Because of the rapid growth and high biosynthesis of cancers, cholesterol homeostasis imbalances are often observed in various types of cancers. In this review, we summarized the potential mechanisms of gene involved in cholesterol metabolism in HCC. The expression of most cholesterol metabolism related genes in HCC is increased (e.g., HMG-CoA, SQLE, SREBP2, SOAT1), its over-expression promotes proliferation, migration and invasion of hepatoma cells. However, the roles of some genes in HCC exert contentious effect such as LXR. This phenomenon may be associated with the extensive heterogeneity of HCC samples. Therefore, the molecular mechanism of cholesterol metabolism related genes in HCC needs further explore.
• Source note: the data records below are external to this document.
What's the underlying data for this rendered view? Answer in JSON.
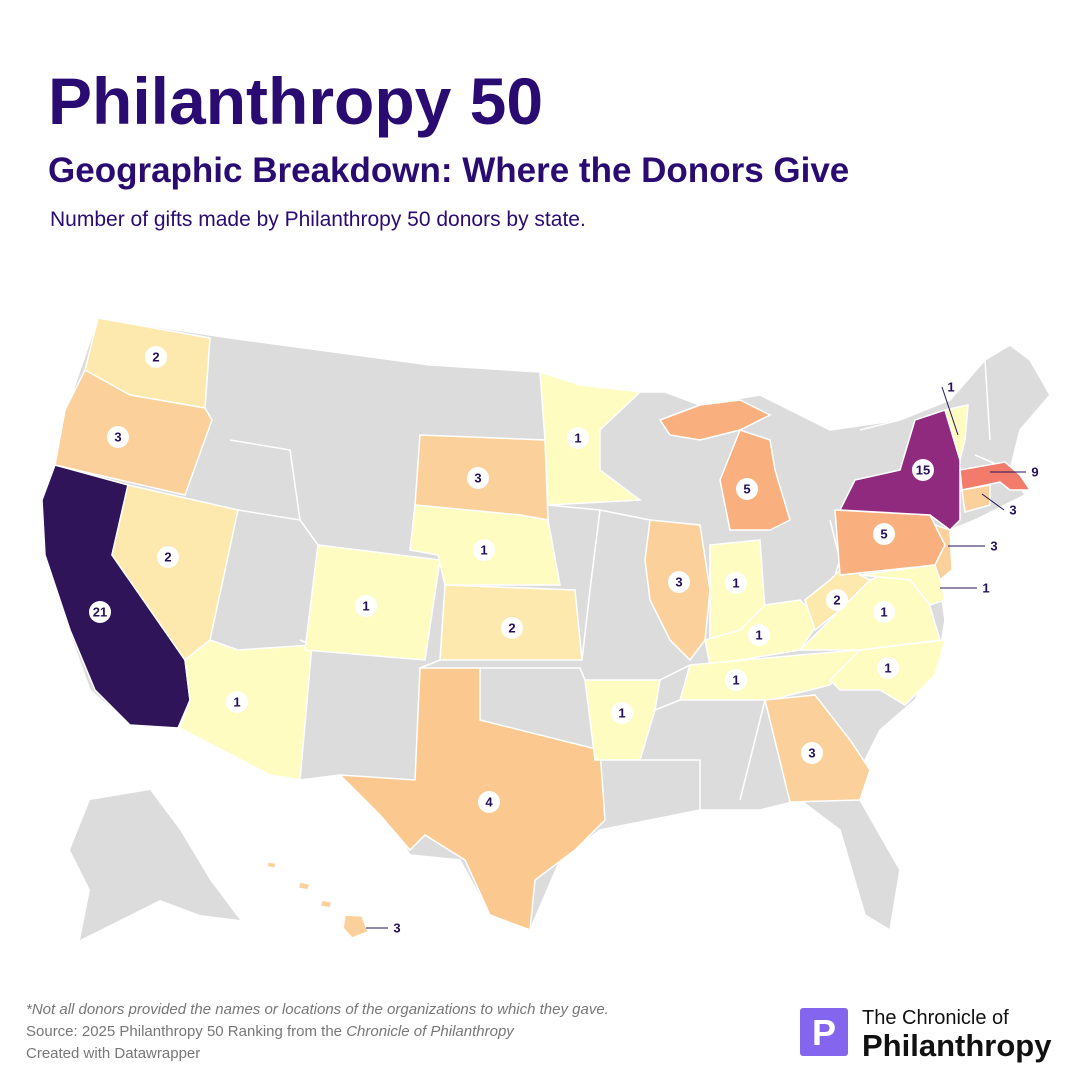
{
  "chart_data": {
    "type": "choropleth",
    "title": "Philanthropy 50",
    "subtitle": "Geographic Breakdown: Where the Donors Give",
    "description": "Number of gifts made by Philanthropy 50 donors by state.",
    "values": [
      21,
      2,
      3,
      2,
      1,
      1,
      3,
      1,
      2,
      4,
      1,
      1,
      3,
      1,
      5,
      1,
      1,
      3,
      1,
      1,
      2,
      5,
      3,
      1,
      15,
      1,
      9,
      3,
      3
    ],
    "colors": [
      "#2f1459",
      "#fde9ad",
      "#fcd09a",
      "#fde9ad",
      "#fefcc0",
      "#fefcc0",
      "#fcd09a",
      "#fefcc0",
      "#fde9ad",
      "#fbc88f",
      "#fefcc0",
      "#fefcc0",
      "#fcd09a",
      "#fefcc0",
      "#f9b07e",
      "#fefcc0",
      "#fefcc0",
      "#fcd09a",
      "#fefcc0",
      "#fefcc0",
      "#fde9ad",
      "#f9b07e",
      "#fcd09a",
      "#fefcc0",
      "#902a7e",
      "#fefcc0",
      "#f27b6c",
      "#fcd09a",
      "#fcd09a"
    ],
    "no_data_color": "#dcdcdc"
  },
  "footer": {
    "note": "*Not all donors provided the names or locations of the organizations to which they gave.",
    "source": [
      "Source: 2025 Philanthropy 50 Ranking from the",
      "Chronicle of Philanthropy"
    ],
    "credit": "Created with Datawrapper"
  },
  "logo": {
    "mark": "P",
    "line1": "The Chronicle of",
    "line2": "Philanthropy"
  }
}
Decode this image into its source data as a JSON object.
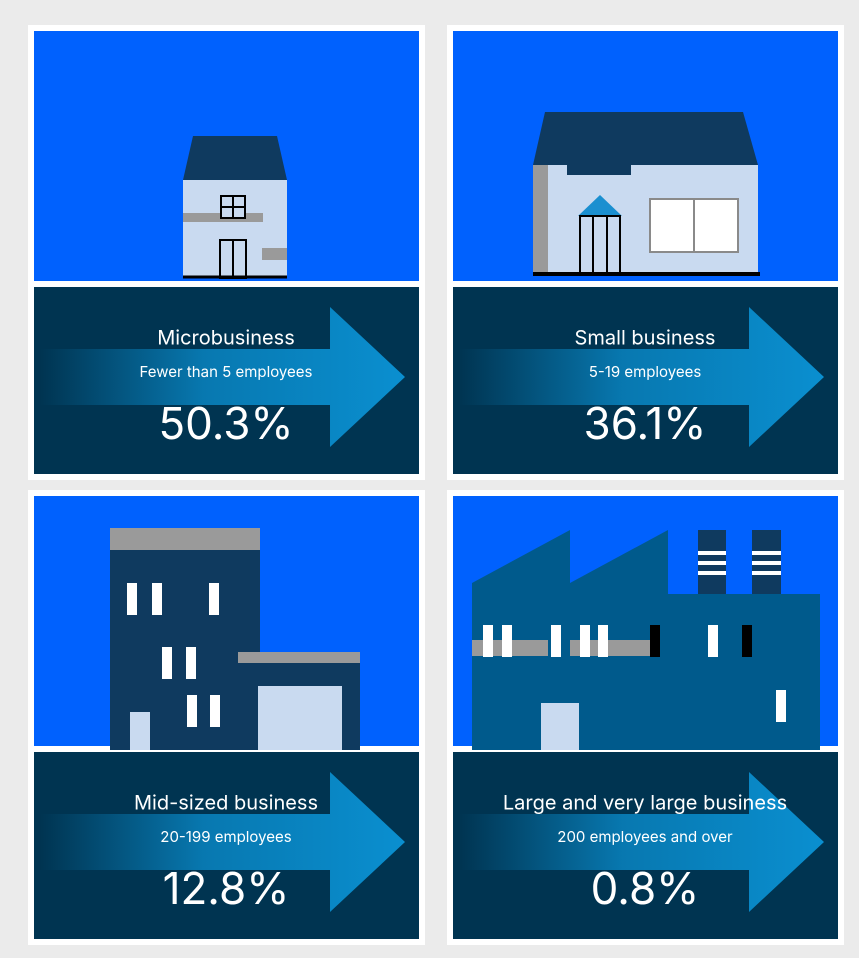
{
  "panels": [
    {
      "title": "Microbusiness",
      "subtitle": "Fewer than 5 employees",
      "value": "50.3%"
    },
    {
      "title": "Small business",
      "subtitle": "5-19 employees",
      "value": "36.1%"
    },
    {
      "title": "Mid-sized business",
      "subtitle": "20-199 employees",
      "value": "12.8%"
    },
    {
      "title": "Large and very large business",
      "subtitle": "200 employees and over",
      "value": "0.8%"
    }
  ]
}
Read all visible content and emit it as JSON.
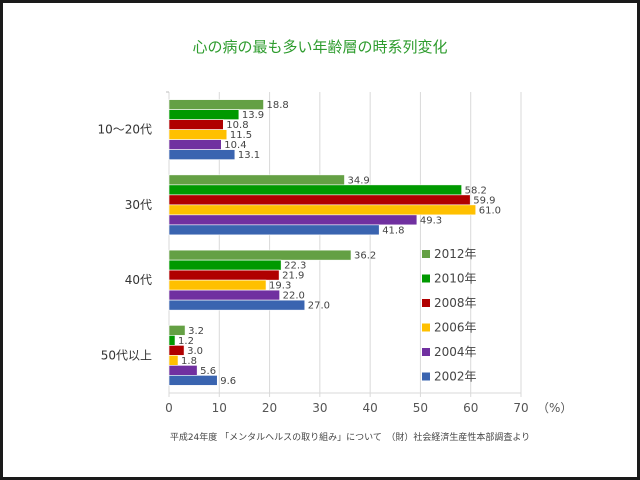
{
  "chart_data": {
    "type": "bar",
    "orientation": "horizontal",
    "title": "心の病の最も多い年齢層の時系列変化",
    "categories": [
      "10～20代",
      "30代",
      "40代",
      "50代以上"
    ],
    "series": [
      {
        "name": "2012年",
        "color": "#64a044",
        "values": [
          18.8,
          34.9,
          36.2,
          3.2
        ]
      },
      {
        "name": "2010年",
        "color": "#009900",
        "values": [
          13.9,
          58.2,
          22.3,
          1.2
        ]
      },
      {
        "name": "2008年",
        "color": "#b00000",
        "values": [
          10.8,
          59.9,
          21.9,
          3.0
        ]
      },
      {
        "name": "2006年",
        "color": "#ffc000",
        "values": [
          11.5,
          61.0,
          19.3,
          1.8
        ]
      },
      {
        "name": "2004年",
        "color": "#7030a0",
        "values": [
          10.4,
          49.3,
          22.0,
          5.6
        ]
      },
      {
        "name": "2002年",
        "color": "#3a64b0",
        "values": [
          13.1,
          41.8,
          27.0,
          9.6
        ]
      }
    ],
    "xlabel": "（%）",
    "xlim": [
      0,
      70
    ],
    "xticks": [
      "0",
      "10",
      "20",
      "30",
      "40",
      "50",
      "60",
      "70"
    ],
    "grid": true,
    "legend_position": "right-inside"
  },
  "source_note": "平成24年度 「メンタルヘルスの取り組み」について　（財）社会経済生産性本部調査より"
}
Additionally, we reviewed the role of drugs that modulate cholesterol metabolism in HCC. Most of drugs that targeted cholesterol metabolism related genes to lower cholesterol levels showed anti-tumor activity in basic experiments. Some clinical studies also suggested that cholesterol-lowering drugs (e.g., statins) prolonged the survival of patients with advanced HCC. It is regrettable that there is lack of multicenter and large-sample clinical trials to prove the anti-tumor efficacy of cholesterol-lowering drugs. Its clinical application remains challenging. In the future, we may be able to design multicenter and large-sample clinical trials to evaluate the effects of these cholesterol-lowering drugs in HCC, aiming to provide more options for the treatment of HCC patients.